Played by Isabel Hagen, who also wrote and directed and who really is a Julliard-trained violist, Isabel lives in a smallish apartment with her oddball musical family--pleasantly inappropriate parents (Dylan Baker and Karen Blood); passive-aggressive pianist brother (Oliver Hagen, the director's real-life brother). Her love life is a disappointing low-level mess, she suffers chronic wrist pain, and she's worried about an upcoming audition for the Philharmonic. She gets a job teaching violin to a little girl, and drifts into an attraction with her married father (Frederick Heller).
We see the strange episodes of her life, some funny, some poignant, some creepy, almost all of them awkward and tinged with frustration. Violists, I am told, are a traditional butt of musician's jokes, as in: "Q: What's the difference between a violist and a coffin? A: With a coffin, the dead person is on the inside" or "Q: What does the viola section have in common with the Beatles? A: Neither have played together since 1969."
This movie seems to be a dramatization of this hapless state of simply being a violist. The focus is on Hagen's performance; her onscreen version of herself is patient and emotionally open, with a charming, inviting smile and manner. But she's stretched thin--Isabel is a serious, exquisitely-trained artist knocked around by her cloutless station within the classical music world.

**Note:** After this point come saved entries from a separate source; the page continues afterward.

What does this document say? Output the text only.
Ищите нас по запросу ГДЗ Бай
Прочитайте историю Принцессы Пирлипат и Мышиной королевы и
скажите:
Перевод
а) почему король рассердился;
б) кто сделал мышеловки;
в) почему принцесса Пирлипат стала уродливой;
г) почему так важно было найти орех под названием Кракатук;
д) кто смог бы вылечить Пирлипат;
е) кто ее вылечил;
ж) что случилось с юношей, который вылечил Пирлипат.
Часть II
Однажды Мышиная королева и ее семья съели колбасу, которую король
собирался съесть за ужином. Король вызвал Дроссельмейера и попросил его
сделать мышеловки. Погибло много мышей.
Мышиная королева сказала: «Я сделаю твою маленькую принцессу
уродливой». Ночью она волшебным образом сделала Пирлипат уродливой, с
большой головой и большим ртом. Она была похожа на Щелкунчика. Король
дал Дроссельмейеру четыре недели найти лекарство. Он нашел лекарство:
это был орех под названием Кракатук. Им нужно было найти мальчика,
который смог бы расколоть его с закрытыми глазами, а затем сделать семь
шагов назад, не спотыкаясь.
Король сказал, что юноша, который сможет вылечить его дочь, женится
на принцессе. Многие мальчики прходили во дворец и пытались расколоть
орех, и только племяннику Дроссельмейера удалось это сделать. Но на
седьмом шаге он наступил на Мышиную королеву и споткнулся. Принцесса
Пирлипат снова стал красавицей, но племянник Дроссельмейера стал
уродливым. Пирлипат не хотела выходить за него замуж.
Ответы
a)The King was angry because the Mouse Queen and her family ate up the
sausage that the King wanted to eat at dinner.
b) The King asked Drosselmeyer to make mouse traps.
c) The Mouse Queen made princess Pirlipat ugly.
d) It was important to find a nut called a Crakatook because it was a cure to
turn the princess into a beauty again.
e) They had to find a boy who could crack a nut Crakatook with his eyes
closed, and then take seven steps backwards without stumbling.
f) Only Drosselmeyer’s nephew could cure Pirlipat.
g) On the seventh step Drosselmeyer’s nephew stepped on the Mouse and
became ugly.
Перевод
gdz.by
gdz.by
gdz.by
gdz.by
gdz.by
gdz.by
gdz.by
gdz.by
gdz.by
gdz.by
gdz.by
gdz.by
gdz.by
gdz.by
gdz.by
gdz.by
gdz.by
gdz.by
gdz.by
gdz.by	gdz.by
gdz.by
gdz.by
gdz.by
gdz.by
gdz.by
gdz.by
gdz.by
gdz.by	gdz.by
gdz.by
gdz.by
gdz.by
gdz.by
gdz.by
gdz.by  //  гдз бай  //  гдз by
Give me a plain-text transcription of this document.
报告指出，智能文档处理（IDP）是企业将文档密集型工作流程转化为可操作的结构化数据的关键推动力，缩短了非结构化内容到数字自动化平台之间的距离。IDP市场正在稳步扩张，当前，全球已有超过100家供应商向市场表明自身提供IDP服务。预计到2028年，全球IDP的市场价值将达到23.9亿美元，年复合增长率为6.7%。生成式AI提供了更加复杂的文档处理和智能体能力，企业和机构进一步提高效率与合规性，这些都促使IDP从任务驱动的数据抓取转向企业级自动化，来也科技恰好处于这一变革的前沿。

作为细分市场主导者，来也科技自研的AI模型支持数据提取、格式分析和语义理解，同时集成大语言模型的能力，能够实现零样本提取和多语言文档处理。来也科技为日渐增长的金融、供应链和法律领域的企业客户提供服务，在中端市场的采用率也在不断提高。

This modest, surefooted gem has some of the flavor of minor-key indie comedies of the '80s and '90s, and the performances, both acting and musical, are impressive. It played last month at Phoenix Film Festival, and if you happen to be at the Vail Comedy Festival today, as in Saturday, May 23, you can catch it at 1 p.m. Hopefully it will go on to find a wider audience.